Die Sektion diskutiert die Bedeutung von Denkmalpflege und die Anschlussfähigkeit ihrer Methoden im Kontext der aktuellen gesellschaftlichen und wissenschaftlichen Debatten über Ursachen und Folgen des Klimawandels. Kann und sollte sich die Denkmalpflege in der aktuellen Klimaschutzdebatte als Avantgarde positionieren? Wo gibt es historische, aber auch aktuelle Anknüpfungspunkte zwischen Natur- und Denkmalschutz? Inwiefern lassen sich internationale Impulse wie z.B. die von ICOMOS Australien/ICOMOS USA geprägte CultureNature Journey für den europäischen Diskurs fruchtbar machen?
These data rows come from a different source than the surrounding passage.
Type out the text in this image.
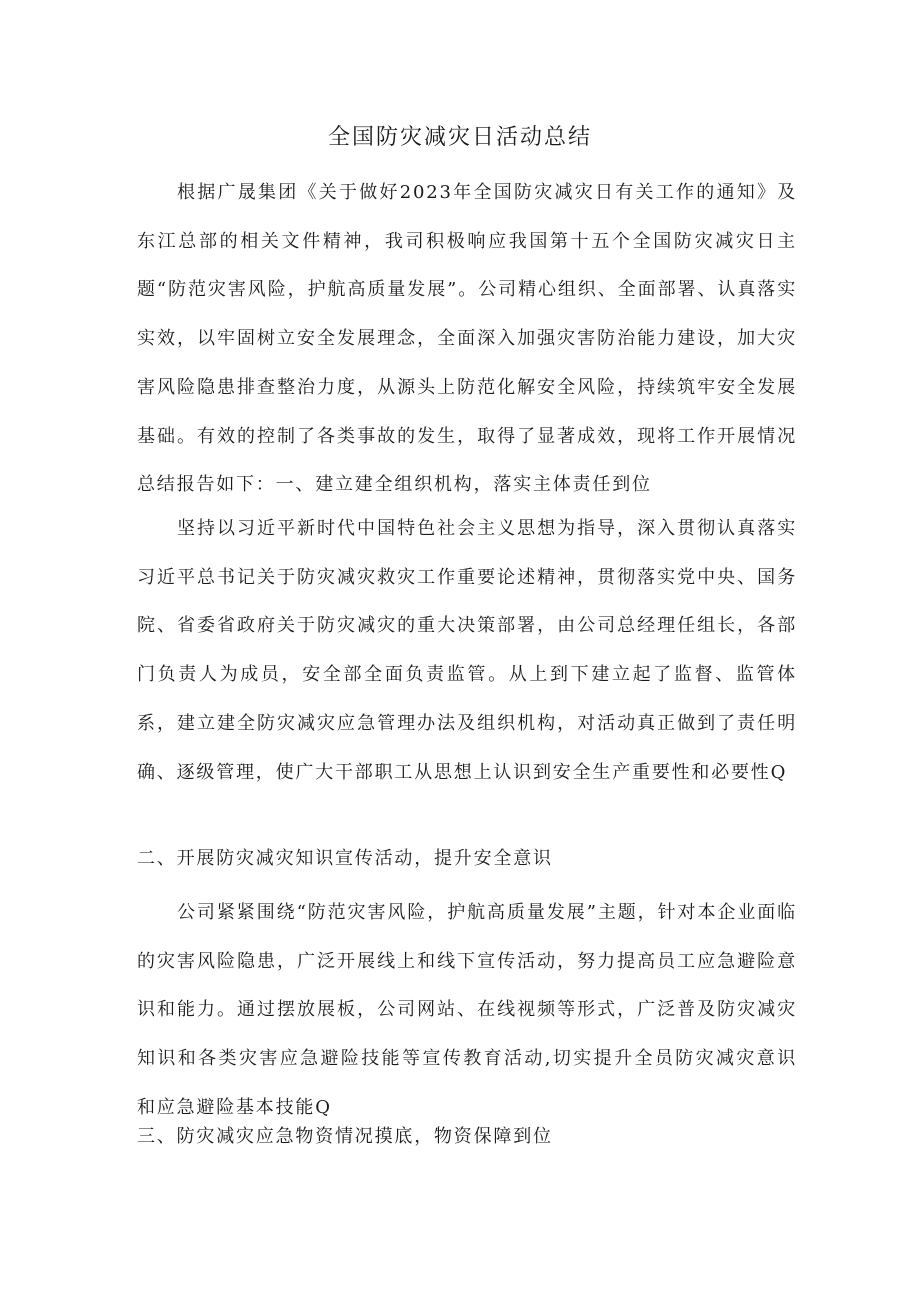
全国防灾减灾日活动总结

根据广晟集团《关于做好2023年全国防灾减灾日有关工作的通知》及东江总部的相关文件精神，我司积极响应我国第十五个全国防灾减灾日主题“防范灾害风险，护航高质量发展”。公司精心组织、全面部署、认真落实实效，以牢固树立安全发展理念，全面深入加强灾害防治能力建设，加大灾害风险隐患排查整治力度，从源头上防范化解安全风险，持续筑牢安全发展基础。有效的控制了各类事故的发生，取得了显著成效，现将工作开展情况总结报告如下：一、建立建全组织机构，落实主体责任到位

坚持以习近平新时代中国特色社会主义思想为指导，深入贯彻认真落实习近平总书记关于防灾减灾救灾工作重要论述精神，贯彻落实党中央、国务院、省委省政府关于防灾减灾的重大决策部署，由公司总经理任组长，各部门负责人为成员，安全部全面负责监管。从上到下建立起了监督、监管体系，建立建全防灾减灾应急管理办法及组织机构，对活动真正做到了责任明确、逐级管理，使广大干部职工从思想上认识到安全生产重要性和必要性Q

二、开展防灾减灾知识宣传活动，提升安全意识

公司紧紧围绕“防范灾害风险，护航高质量发展”主题，针对本企业面临的灾害风险隐患，广泛开展线上和线下宣传活动，努力提高员工应急避险意识和能力。通过摆放展板，公司网站、在线视频等形式，广泛普及防灾减灾知识和各类灾害应急避险技能等宣传教育活动,切实提升全员防灾减灾意识和应急避险基本技能Q

三、防灾减灾应急物资情况摸底，物资保障到位
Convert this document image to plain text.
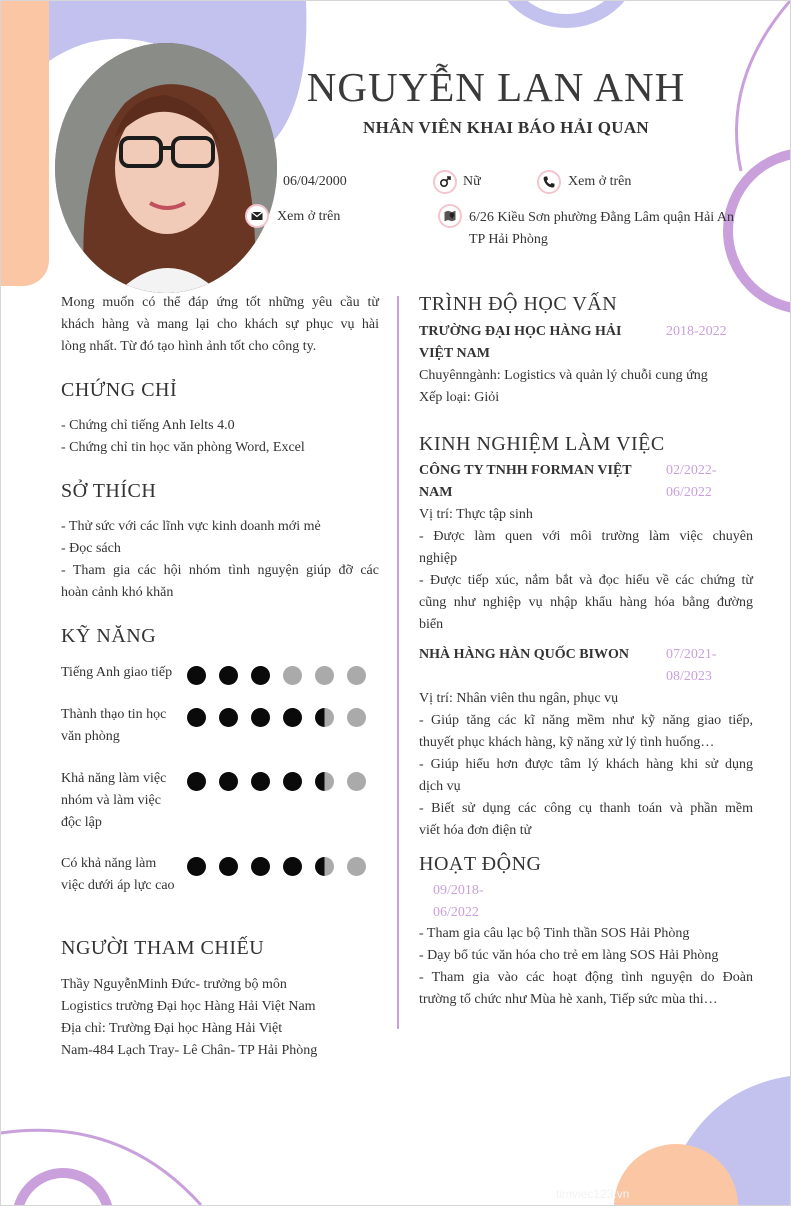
NGUYỄN LAN ANH
NHÂN VIÊN KHAI BÁO HẢI QUAN
06/04/2000	Nữ	Xem ở trên
Xem ở trên	6/26 Kiều Sơn phường Đằng Lâm quận Hải An
TP Hải Phòng
Mong muốn có thể đáp ứng tốt những yêu cầu từ
khách hàng và mang lại cho khách sự phục vụ hài
lòng nhất. Từ đó tạo hình ảnh tốt cho công ty.
CHỨNG CHỈ
- Chứng chỉ tiếng Anh Ielts 4.0
- Chứng chỉ tin học văn phòng Word, Excel
SỞ THÍCH
- Thử sức với các lĩnh vực kinh doanh mới mẻ
- Đọc sách
- Tham gia các hội nhóm tình nguyện giúp đỡ các
hoàn cảnh khó khăn
KỸ NĂNG
Tiếng Anh giao tiếp
Thành thạo tin học
văn phòng
Khả năng làm việc
nhóm và làm việc
độc lập
Có khả năng làm
việc dưới áp lực cao
NGƯỜI THAM CHIẾU
Thầy NguyễnMinh Đức- trưởng bộ môn
Logistics trường Đại học Hàng Hải Việt Nam
Địa chỉ: Trường Đại học Hàng Hải Việt
Nam-484 Lạch Tray- Lê Chân- TP Hải Phòng
TRÌNH ĐỘ HỌC VẤN
TRƯỜNG ĐẠI HỌC HÀNG HẢI
VIỆT NAM
2018-2022
Chuyênngành: Logistics và quản lý chuỗi cung ứng
Xếp loại: Giỏi
KINH NGHIỆM LÀM VIỆC
CÔNG TY TNHH FORMAN VIỆT
NAM
02/2022-
06/2022
Vị trí: Thực tập sinh
- Được làm quen với môi trường làm việc chuyên
nghiệp
- Được tiếp xúc, nắm bắt và đọc hiểu về các chứng từ
cũng như nghiệp vụ nhập khẩu hàng hóa bằng đường
biển
NHÀ HÀNG HÀN QUỐC BIWON	07/2021-
08/2023
Vị trí: Nhân viên thu ngân, phục vụ
- Giúp tăng các kĩ năng mềm như kỹ năng giao tiếp,
thuyết phục khách hàng, kỹ năng xử lý tình huống…
- Giúp hiểu hơn được tâm lý khách hàng khi sử dụng
dịch vụ
- Biết sử dụng các công cụ thanh toán và phần mềm
viết hóa đơn điện tử
HOẠT ĐỘNG
09/2018-
06/2022
- Tham gia câu lạc bộ Tinh thần SOS Hải Phòng
- Dạy bổ túc văn hóa cho trẻ em làng SOS Hải Phòng
- Tham gia vào các hoạt động tình nguyện do Đoàn
trường tổ chức như Mùa hè xanh, Tiếp sức mùa thi…
timviec123.vn
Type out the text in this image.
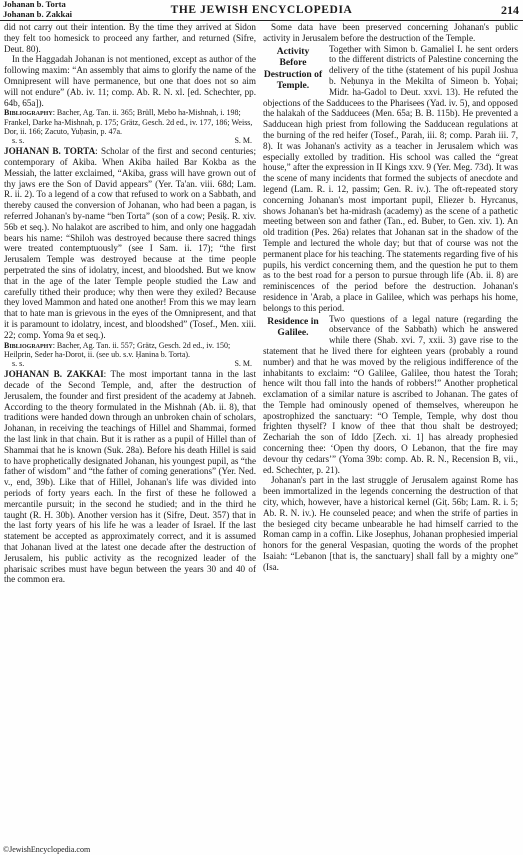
Johanan b. Torta
Johanan b. Zakkai	THE JEWISH ENCYCLOPEDIA	214

did not carry out their intention. By the time they arrived at Sidon they felt too homesick to proceed any farther, and returned (Sifre, Deut. 80).

In the Haggadah Johanan is not mentioned, except as author of the following maxim: “An assembly that aims to glorify the name of the Omnipresent will have permanence, but one that does not so aim will not endure” (Ab. iv. 11; comp. Ab. R. N. xl. [ed. Schechter, pp. 64b, 65a]).

Bibliography: Bacher, Ag. Tan. ii. 365; Brüll, Mebo ha-Mishnah, i. 198; Frankel, Darke ha-Mishnah, p. 175; Grätz, Gesch. 2d ed., iv. 177, 186; Weiss, Dor, ii. 166; Zacuto, Yuḥasin, p. 47a.
s. s.	S. M.

JOHANAN B. TORTA: Scholar of the first and second centuries; contemporary of Akiba. When Akiba hailed Bar Kokba as the Messiah, the latter exclaimed, “Akiba, grass will have grown out of thy jaws ere the Son of David appears” (Yer. Ta'an. viii. 68d; Lam. R. ii. 2). To a legend of a cow that refused to work on a Sabbath, and thereby caused the conversion of Johanan, who had been a pagan, is referred Johanan's by-name “ben Torta” (son of a cow; Pesiḳ. R. xiv. 56b et seq.). No halakot are ascribed to him, and only one haggadah bears his name: “Shiloh was destroyed because there sacred things were treated contemptuously” (see I Sam. ii. 17); “the first Jerusalem Temple was destroyed because at the time people perpetrated the sins of idolatry, incest, and bloodshed. But we know that in the age of the later Temple people studied the Law and carefully tithed their produce; why then were they exiled? Because they loved Mammon and hated one another! From this we may learn that to hate man is grievous in the eyes of the Omnipresent, and that it is paramount to idolatry, incest, and bloodshed” (Tosef., Men. xiii. 22; comp. Yoma 9a et seq.).

Bibliography: Bacher, Ag. Tan. ii. 557; Grätz, Gesch. 2d ed., iv. 150; Heilprin, Seder ha-Dorot, ii. (see ub. s.v. Ḥanina b. Torta).
s. s.	S. M.

JOHANAN B. ZAKKAI: The most important tanna in the last decade of the Second Temple, and, after the destruction of Jerusalem, the founder and first president of the academy at Jabneh. According to the theory formulated in the Mishnah (Ab. ii. 8), that traditions were handed down through an unbroken chain of scholars, Johanan, in receiving the teachings of Hillel and Shammai, formed the last link in that chain. But it is rather as a pupil of Hillel than of Shammai that he is known (Suk. 28a). Before his death Hillel is said to have prophetically designated Johanan, his youngest pupil, as “the father of wisdom” and “the father of coming generations” (Yer. Ned. v., end, 39b). Like that of Hillel, Johanan's life was divided into periods of forty years each. In the first of these he followed a mercantile pursuit; in the second he studied; and in the third he taught (R. H. 30b). Another version has it (Sifre, Deut. 357) that in the last forty years of his life he was a leader of Israel. If the last statement be accepted as approximately correct, and it is assumed that Johanan lived at the latest one decade after the destruction of Jerusalem, his public activity as the recognized leader of the pharisaic scribes must have begun between the years 30 and 40 of the common era.

Some data have been preserved concerning Johanan's public activity in Jerusalem before the destruction of the Temple.

Activity Before Destruction of Temple.

Together with Simon b. Gamaliel I. he sent orders to the different districts of Palestine concerning the delivery of the tithe (statement of his pupil Joshua b. Neḥunya in the Mekilta of Simeon b. Yoḥai; Midr. ha-Gadol to Deut. xxvi. 13). He refuted the objections of the Sadducees to the Pharisees (Yad. iv. 5), and opposed the halakah of the Sadducees (Men. 65a; B. B. 115b). He prevented a Sadducean high priest from following the Sadducean regulations at the burning of the red heifer (Tosef., Parah, iii. 8; comp. Parah iii. 7, 8). It was Johanan's activity as a teacher in Jerusalem which was especially extolled by tradition. His school was called the “great house,” after the expression in II Kings xxv. 9 (Yer. Meg. 73d). It was the scene of many incidents that formed the subjects of anecdote and legend (Lam. R. i. 12, passim; Gen. R. iv.). The oft-repeated story concerning Johanan's most important pupil, Eliezer b. Hyrcanus, shows Johanan's bet ha-midrash (academy) as the scene of a pathetic meeting between son and father (Tan., ed. Buber, to Gen. xiv. 1). An old tradition (Pes. 26a) relates that Johanan sat in the shadow of the Temple and lectured the whole day; but that of course was not the permanent place for his teaching. The statements regarding five of his pupils, his verdict concerning them, and the question he put to them as to the best road for a person to pursue through life (Ab. ii. 8) are reminiscences of the period before the destruction. Johanan's residence in 'Arab, a place in Galilee, which was perhaps his home, belongs to this period.

Residence in Galilee.

Two questions of a legal nature (regarding the observance of the Sabbath) which he answered while there (Shab. xvi. 7, xxii. 3) gave rise to the statement that he lived there for eighteen years (probably a round number) and that he was moved by the religious indifference of the inhabitants to exclaim: “O Galilee, Galilee, thou hatest the Torah; hence wilt thou fall into the hands of robbers!” Another prophetical exclamation of a similar nature is ascribed to Johanan. The gates of the Temple had ominously opened of themselves, whereupon he apostrophized the sanctuary: “O Temple, Temple, why dost thou frighten thyself? I know of thee that thou shalt be destroyed; Zechariah the son of Iddo [Zech. xi. 1] has already prophesied concerning thee: ‘Open thy doors, O Lebanon, that the fire may devour thy cedars’” (Yoma 39b: comp. Ab. R. N., Recension B, vii., ed. Schechter, p. 21).

Johanan's part in the last struggle of Jerusalem against Rome has been immortalized in the legends concerning the destruction of that city, which, however, have a historical kernel (Giṭ. 56b; Lam. R. i. 5; Ab. R. N. iv.). He counseled peace; and when the strife of parties in the besieged city became unbearable he had himself carried to the Roman camp in a coffin. Like Josephus, Johanan prophesied imperial honors for the general Vespasian, quoting the words of the prophet Isaiah: “Lebanon [that is, the sanctuary] shall fall by a mighty one” (Isa.

©JewishEncyclopedia.com
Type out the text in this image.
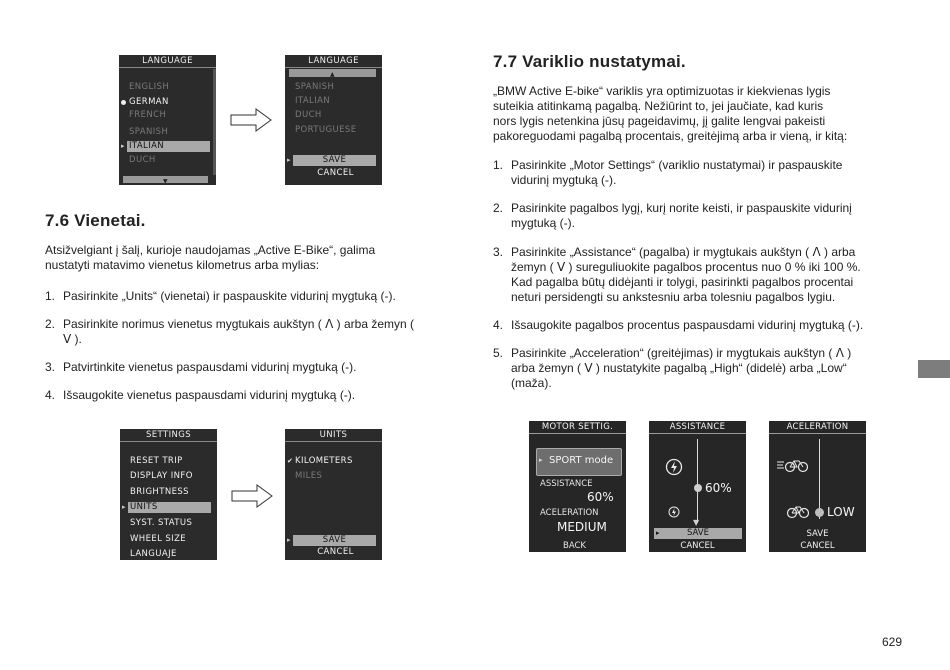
LANGUAGE
ENGLISH
GERMAN
FRENCH
SPANISH
▸ ITALIAN
DUCH
▼
LANGUAGE
▲
SPANISH
ITALIAN
DUCH
PORTUGUESE
▸	SAVE
CANCEL
7.6 Vienetai.
Atsižvelgiant į šalį, kurioje naudojamas „Active E-Bike“, galima
nustatyti matavimo vienetus kilometrus arba mylias:
1. Pasirinkite „Units“ (vienetai) ir paspauskite vidurinį mygtuką (-).
2. Pasirinkite norimus vienetus mygtukais aukštyn ( ᐱ ) arba žemyn (
ᐯ ).
3. Patvirtinkite vienetus paspausdami vidurinį mygtuką (-).
4. Išsaugokite vienetus paspausdami vidurinį mygtuką (-).
SETTINGS
RESET TRIP
DISPLAY INFO
BRIGHTNESS
▸ UNITS
SYST. STATUS
WHEEL SIZE
LANGUAJE
UNITS
✔ KILOMETERS
MILES
▸	SAVE
CANCEL
7.7 Variklio nustatymai.
„BMW Active E-bike“ variklis yra optimizuotas ir kiekvienas lygis
suteikia atitinkamą pagalbą. Nežiūrint to, jei jaučiate, kad kuris
nors lygis netenkina jūsų pageidavimų, jį galite lengvai pakeisti
pakoreguodami pagalbą procentais, greitėjimą arba ir vieną, ir kitą:
1. Pasirinkite „Motor Settings“ (variklio nustatymai) ir paspauskite
vidurinį mygtuką (-).
2. Pasirinkite pagalbos lygį, kurį norite keisti, ir paspauskite vidurinį
mygtuką (-).
3. Pasirinkite „Assistance“ (pagalba) ir mygtukais aukštyn ( ᐱ ) arba
žemyn ( ᐯ ) sureguliuokite pagalbos procentus nuo 0 % iki 100 %.
Kad pagalba būtų didėjanti ir tolygi, pasirinkti pagalbos procentai
neturi persidengti su ankstesniu arba tolesniu pagalbos lygiu.
4. Išsaugokite pagalbos procentus paspausdami vidurinį mygtuką (-).
5. Pasirinkite „Acceleration“ (greitėjimas) ir mygtukais aukštyn ( ᐱ )
arba žemyn ( ᐯ ) nustatykite pagalbą „High“ (didelė) arba „Low“
(maža).
MOTOR SETTIG.
▸ SPORT mode
ASSISTANCE
60%
ACELERATION
MEDIUM
BACK
ASSISTANCE
60%
▼
▸	SAVE
CANCEL
ACELERATION
LOW
SAVE
CANCEL
629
Könnte Denkmalpflege als Teil einer integrierten Stadtentwicklung als Zukunftsfeld klimaschonender Stadtentwicklung operieren?

Kommunikation und öffentliche Debatte
Hier steht die Frage nach den Kommunikationsmustern in und um denkmalpflegerische Themen im Vordergrund. Seit jeher evozieren Bauprojekte im denkmalpflegerischen Kontext emotionalisierte und langanhaltende Kontroversen in der Öffentlichkeit. Neben den klassischen Printmedien werden denkmalpflegerische Debatten zunehmend auch in
niederschwelligen, aber auch schnelllebigen sozialen Medien geführt. Welche Themen werden ge- und welche besetzt? Wie und durch welche Disziplinen (Journalist*innen, Wissenschaftler*innen, Planer*innen, Architekt*innen und Politiker*innen) werden Meinungsbilder und Wahrnehmungsmuster gesteuert? Teil der Fragestellung dieser Sektion ist überdies, wie die Denkmalpflege selbst nach außen (aber auch unter- und miteinander) kommuniziert.